JavaScript is required for this website to work.
Communautair

De fout in de architectuur

Nelly Maes15/12/2017Leestijd 4 minuten

Problemen in Brussel dienen niet om het federale systeem in vraag te stellen. Nelly Maes pleit om ze aan te wenden om Brussel te hervormen.

Aangeboden door de abonnees van Doorbraak

Dit gratis artikel wordt u aangeboden door onze betalende abonnees. Als abonnee kan u ook alle plus-artikelen lezen.

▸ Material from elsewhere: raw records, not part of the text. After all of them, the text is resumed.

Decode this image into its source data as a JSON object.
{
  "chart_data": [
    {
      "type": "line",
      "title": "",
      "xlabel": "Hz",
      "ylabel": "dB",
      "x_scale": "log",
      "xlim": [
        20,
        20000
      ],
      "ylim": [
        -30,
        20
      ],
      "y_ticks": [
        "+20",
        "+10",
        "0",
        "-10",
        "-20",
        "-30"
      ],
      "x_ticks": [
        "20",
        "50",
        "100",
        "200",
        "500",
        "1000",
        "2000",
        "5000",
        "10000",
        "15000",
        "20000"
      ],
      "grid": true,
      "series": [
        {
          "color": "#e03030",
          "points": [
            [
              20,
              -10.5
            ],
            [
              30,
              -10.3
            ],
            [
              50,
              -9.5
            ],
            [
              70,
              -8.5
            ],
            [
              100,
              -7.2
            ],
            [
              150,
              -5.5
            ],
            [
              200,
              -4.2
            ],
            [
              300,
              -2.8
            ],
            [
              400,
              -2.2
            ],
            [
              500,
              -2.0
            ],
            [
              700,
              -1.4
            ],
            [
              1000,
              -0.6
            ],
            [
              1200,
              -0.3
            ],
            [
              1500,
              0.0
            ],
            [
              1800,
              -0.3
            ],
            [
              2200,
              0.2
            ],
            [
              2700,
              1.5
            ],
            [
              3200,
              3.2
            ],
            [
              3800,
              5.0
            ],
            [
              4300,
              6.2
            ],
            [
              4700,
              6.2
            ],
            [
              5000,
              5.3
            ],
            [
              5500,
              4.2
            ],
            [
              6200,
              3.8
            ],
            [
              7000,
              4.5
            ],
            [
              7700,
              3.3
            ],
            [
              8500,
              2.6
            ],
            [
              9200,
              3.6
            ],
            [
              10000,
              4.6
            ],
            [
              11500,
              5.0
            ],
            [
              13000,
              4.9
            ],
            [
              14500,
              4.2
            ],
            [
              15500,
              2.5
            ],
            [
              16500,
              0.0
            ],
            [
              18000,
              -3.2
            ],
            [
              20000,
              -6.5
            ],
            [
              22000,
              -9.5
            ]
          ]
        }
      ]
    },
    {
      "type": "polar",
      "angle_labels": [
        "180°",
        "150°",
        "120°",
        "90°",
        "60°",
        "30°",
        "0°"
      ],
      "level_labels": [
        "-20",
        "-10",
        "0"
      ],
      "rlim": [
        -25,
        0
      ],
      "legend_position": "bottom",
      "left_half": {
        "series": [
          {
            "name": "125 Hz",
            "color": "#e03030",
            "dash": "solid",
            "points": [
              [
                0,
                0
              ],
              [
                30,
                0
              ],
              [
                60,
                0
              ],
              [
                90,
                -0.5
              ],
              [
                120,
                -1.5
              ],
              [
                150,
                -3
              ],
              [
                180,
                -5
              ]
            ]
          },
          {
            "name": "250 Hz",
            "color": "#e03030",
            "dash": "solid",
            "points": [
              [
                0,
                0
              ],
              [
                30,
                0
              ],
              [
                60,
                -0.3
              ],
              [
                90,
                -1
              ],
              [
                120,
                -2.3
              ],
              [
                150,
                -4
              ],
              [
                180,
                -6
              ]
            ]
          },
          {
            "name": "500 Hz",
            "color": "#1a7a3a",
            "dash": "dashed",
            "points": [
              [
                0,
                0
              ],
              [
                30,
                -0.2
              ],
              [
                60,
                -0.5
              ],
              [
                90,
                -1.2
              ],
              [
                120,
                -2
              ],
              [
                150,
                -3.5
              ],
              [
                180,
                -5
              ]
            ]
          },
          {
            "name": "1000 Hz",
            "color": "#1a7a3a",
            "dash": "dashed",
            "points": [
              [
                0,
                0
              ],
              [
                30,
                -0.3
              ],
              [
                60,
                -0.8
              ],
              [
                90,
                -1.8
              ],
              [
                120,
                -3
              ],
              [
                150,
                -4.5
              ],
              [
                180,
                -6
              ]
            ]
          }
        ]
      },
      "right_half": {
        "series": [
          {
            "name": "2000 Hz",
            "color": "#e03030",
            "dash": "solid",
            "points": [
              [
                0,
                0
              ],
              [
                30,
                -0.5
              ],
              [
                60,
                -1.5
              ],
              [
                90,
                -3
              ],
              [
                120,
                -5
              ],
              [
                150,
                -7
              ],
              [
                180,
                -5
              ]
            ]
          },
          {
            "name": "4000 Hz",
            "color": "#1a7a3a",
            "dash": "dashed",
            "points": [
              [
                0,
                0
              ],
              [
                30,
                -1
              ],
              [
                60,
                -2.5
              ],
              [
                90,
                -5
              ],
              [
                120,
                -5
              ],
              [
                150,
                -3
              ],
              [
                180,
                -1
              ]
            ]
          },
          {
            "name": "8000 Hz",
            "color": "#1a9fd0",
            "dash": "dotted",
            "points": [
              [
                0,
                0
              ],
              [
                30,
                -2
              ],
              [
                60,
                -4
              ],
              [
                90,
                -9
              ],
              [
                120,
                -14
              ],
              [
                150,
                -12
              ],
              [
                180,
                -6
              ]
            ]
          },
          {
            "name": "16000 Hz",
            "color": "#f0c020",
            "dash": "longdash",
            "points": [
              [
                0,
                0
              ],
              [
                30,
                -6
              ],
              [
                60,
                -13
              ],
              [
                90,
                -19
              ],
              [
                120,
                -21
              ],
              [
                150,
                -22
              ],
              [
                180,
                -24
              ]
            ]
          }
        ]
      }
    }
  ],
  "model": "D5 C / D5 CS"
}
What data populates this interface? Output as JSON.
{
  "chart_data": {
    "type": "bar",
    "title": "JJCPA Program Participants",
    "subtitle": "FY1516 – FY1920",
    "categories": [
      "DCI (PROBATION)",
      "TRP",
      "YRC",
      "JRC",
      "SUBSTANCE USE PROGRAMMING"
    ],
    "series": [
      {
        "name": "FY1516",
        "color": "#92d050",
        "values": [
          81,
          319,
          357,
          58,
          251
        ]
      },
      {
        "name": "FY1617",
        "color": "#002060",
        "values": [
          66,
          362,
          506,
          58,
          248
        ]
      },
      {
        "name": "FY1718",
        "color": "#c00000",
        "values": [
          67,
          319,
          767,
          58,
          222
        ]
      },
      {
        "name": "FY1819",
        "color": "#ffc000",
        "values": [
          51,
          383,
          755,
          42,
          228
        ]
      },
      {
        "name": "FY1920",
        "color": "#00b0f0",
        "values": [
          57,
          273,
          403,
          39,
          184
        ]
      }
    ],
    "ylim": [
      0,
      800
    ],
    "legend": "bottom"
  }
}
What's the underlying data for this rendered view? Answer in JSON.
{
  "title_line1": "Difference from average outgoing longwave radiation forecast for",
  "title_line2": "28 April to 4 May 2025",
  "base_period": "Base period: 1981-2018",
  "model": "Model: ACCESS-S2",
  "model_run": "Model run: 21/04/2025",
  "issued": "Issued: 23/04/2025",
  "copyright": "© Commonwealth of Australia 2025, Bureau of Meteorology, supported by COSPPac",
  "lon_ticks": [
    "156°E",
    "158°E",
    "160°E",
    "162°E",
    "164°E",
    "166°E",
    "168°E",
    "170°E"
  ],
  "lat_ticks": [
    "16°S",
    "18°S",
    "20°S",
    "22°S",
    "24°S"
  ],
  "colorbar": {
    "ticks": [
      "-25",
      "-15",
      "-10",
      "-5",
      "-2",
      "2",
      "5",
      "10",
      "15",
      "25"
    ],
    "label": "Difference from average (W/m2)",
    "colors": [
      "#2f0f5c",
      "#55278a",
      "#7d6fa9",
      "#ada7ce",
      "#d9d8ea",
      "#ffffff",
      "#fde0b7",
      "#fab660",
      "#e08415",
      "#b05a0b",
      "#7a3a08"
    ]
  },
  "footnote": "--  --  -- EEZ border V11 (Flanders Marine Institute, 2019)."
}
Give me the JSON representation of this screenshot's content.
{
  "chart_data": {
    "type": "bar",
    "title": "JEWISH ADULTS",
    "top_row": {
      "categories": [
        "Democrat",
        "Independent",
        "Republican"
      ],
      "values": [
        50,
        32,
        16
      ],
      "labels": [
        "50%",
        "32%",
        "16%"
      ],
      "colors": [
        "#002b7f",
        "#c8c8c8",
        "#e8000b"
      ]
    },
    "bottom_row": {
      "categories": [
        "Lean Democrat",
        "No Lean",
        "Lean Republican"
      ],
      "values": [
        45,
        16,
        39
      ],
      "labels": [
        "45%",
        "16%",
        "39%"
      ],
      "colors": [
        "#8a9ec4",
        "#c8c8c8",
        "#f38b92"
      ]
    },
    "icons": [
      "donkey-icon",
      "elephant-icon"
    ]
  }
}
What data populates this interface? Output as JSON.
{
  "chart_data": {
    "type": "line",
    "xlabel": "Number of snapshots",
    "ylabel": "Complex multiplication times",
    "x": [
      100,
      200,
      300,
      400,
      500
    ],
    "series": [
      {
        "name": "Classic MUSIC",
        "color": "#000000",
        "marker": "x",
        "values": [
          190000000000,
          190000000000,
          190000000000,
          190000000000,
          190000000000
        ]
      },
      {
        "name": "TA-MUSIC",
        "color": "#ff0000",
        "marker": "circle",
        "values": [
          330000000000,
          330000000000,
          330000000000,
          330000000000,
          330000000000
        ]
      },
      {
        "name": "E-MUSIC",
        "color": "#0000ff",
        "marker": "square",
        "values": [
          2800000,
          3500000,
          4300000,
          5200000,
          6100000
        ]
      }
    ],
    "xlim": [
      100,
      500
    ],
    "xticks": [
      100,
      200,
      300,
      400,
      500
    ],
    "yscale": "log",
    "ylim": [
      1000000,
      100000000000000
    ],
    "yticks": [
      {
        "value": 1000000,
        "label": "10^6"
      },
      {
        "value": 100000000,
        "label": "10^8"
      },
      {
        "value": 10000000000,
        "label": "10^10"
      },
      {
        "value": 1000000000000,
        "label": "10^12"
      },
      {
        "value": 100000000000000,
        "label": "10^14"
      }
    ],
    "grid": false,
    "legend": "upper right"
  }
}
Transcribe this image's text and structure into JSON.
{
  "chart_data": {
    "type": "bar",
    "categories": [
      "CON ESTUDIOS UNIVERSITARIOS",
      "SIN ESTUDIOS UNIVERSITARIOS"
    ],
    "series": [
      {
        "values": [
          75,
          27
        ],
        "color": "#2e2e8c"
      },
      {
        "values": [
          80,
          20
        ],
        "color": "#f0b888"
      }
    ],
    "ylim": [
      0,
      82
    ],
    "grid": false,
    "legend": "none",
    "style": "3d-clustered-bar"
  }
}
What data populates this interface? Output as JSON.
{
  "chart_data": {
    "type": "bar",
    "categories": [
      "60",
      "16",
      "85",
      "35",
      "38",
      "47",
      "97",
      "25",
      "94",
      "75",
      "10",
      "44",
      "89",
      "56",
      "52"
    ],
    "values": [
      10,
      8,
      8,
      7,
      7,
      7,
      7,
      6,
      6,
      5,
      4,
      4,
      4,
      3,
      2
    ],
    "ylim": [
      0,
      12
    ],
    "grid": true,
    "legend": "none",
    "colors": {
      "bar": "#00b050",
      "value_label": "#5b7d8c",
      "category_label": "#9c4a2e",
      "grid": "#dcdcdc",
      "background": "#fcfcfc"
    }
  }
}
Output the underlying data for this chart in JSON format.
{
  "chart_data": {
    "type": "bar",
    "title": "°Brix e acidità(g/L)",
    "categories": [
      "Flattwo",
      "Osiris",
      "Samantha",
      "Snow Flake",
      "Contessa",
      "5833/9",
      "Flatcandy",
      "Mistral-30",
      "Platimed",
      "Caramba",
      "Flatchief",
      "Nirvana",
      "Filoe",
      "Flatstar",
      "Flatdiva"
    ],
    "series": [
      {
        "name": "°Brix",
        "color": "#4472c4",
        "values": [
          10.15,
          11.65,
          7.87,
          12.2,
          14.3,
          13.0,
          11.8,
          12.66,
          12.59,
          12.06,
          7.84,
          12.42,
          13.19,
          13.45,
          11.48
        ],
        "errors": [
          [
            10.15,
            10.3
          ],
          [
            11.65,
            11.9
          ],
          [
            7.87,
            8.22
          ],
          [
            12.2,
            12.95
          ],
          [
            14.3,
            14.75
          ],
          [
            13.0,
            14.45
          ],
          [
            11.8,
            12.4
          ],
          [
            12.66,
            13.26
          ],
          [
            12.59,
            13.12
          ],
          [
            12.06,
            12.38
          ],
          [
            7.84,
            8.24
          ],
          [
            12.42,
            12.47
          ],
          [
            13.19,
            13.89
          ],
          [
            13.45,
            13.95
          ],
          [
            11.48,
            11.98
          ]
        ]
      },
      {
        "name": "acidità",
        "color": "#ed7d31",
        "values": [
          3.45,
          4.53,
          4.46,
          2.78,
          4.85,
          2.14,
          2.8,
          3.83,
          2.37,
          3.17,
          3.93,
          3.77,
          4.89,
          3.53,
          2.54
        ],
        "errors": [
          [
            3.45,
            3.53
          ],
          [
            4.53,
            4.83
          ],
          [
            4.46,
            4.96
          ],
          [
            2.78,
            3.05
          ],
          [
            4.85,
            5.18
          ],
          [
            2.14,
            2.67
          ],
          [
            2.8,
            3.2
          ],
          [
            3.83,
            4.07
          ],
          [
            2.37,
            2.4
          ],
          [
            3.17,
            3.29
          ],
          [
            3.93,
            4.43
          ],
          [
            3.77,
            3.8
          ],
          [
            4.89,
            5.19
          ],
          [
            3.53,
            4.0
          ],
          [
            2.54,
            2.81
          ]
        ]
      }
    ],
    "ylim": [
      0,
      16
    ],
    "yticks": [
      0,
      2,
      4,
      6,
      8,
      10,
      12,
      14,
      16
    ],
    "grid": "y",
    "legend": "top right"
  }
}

Doorbreek de bubbel vanaf €4.99/maand.

Ik neem ook een abonnement

Het mislukte Eurostadion heeft de geesten en de pennen in beweging gebracht over de instellingen van dit land. Is het niet de hoogste tijd dat de flaminganten zich beraden over de prioriteiten voor de nabije toekomst?

Volgens Yves Leterme zit er een fout in de federale structuur van dit land. Volgens hem en andere christendemocraten komt het omdat geen hiërarchie van de instellingen is voorzien in de grondwet. Het voorziene overleg werkt niet. Dossiers van ‘nationaal’ belang blijven geblokkeerd. ‘Herfederaliseren’ is de remedie van de Open Vld, daarin blijkbaar ook door andere partijen in Vlaanderen gevolgd. Dan verhuist het probleem naar de federale regering en dan blokkeert het daar tot het eventueel in een koehandel tussen regeringspartijen wordt opgelost … of niet.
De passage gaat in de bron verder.